CPSC 220
Graph Exercises

Consider the directed weighted graph G with vertex and edge sets below:

  V = {A,B,C,D,E,F,G}

  E = {(A,B,10),
       (A,D,20),
       (B,C,2),
       (B,D,6),
       (B,F,6),
       (B,G,8),
       (C,E,8),
       (D,F,5),
       (D,G,1)
       (G,E,1)
       (G,F,3)}

1. Suppose we are considering adding edges to or removing edges from G.
   1. For the given size of V, what is the maximum possible size of E (assuming no self-loops)?
   2. For the given size of V, what is the minimum possible size of E?
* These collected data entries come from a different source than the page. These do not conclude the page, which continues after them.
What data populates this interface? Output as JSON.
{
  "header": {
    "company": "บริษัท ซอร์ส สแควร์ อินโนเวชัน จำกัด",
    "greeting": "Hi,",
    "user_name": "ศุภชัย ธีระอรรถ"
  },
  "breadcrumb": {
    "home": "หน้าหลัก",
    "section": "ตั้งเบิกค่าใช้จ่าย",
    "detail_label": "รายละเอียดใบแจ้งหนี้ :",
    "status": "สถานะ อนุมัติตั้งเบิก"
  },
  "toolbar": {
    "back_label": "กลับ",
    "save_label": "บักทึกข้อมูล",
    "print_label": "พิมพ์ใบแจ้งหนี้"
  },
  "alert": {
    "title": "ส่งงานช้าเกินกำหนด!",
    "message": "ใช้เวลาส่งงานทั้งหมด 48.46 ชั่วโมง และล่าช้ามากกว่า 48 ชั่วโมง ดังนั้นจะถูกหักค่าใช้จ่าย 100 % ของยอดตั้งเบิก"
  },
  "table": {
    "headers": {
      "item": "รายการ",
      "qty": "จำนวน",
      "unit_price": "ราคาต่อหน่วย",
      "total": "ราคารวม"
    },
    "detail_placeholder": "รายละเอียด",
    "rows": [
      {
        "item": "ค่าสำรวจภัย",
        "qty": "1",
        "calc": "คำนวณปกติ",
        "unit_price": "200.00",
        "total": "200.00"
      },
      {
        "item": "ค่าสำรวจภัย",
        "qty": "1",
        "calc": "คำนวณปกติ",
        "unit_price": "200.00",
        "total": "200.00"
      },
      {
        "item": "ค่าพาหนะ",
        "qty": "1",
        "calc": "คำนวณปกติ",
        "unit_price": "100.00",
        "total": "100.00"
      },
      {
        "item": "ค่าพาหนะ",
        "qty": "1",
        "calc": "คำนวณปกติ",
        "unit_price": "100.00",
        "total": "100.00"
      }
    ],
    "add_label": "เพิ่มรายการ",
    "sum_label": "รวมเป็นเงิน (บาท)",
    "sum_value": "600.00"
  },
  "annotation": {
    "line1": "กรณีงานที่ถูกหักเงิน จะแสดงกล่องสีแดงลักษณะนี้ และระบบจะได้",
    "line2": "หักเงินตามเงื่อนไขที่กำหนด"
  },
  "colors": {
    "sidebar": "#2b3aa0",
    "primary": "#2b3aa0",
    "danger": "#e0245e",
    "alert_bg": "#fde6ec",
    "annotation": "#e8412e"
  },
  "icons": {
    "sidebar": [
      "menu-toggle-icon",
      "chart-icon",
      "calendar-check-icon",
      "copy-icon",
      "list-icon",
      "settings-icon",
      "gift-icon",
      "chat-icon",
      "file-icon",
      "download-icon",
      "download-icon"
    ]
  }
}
2. Assume that an integer takes one cell and a pointer takes two cells, and it is not necessary to store the actual label on each vertex,
   1. How much space would it take to store G using
      1. an adjacency list?
      2. an adjacency matrix?
   2. Develop a general formula in terms of |V| and |E| for the space required for each representation under these assumptions. Then evaluate the space tradeoffs when
      1. |E| = |V|
      2. |E| = |V|²

   For questions 3-7, assume that "for each adjacent vertex" in any relevant algorithm takes the vertices in alphabetical order.

3. Show the order in which the vertices will be visited in a breadth-first search from A.

4. Show the order in which the vertices will be visited in a depth-first search from A.

5. Find a topological sort of the vertices using
   1. a post-visit depth-first search.
   2. the queue-based method.

6. Viewing this as an undirected graph, find a minimum spanning tree using
   1. Prim's algorithm
   2. Kruskal's algorithm

7. Use Dijkstra's algorithm to find the shortest route and distance from A to every other vertex.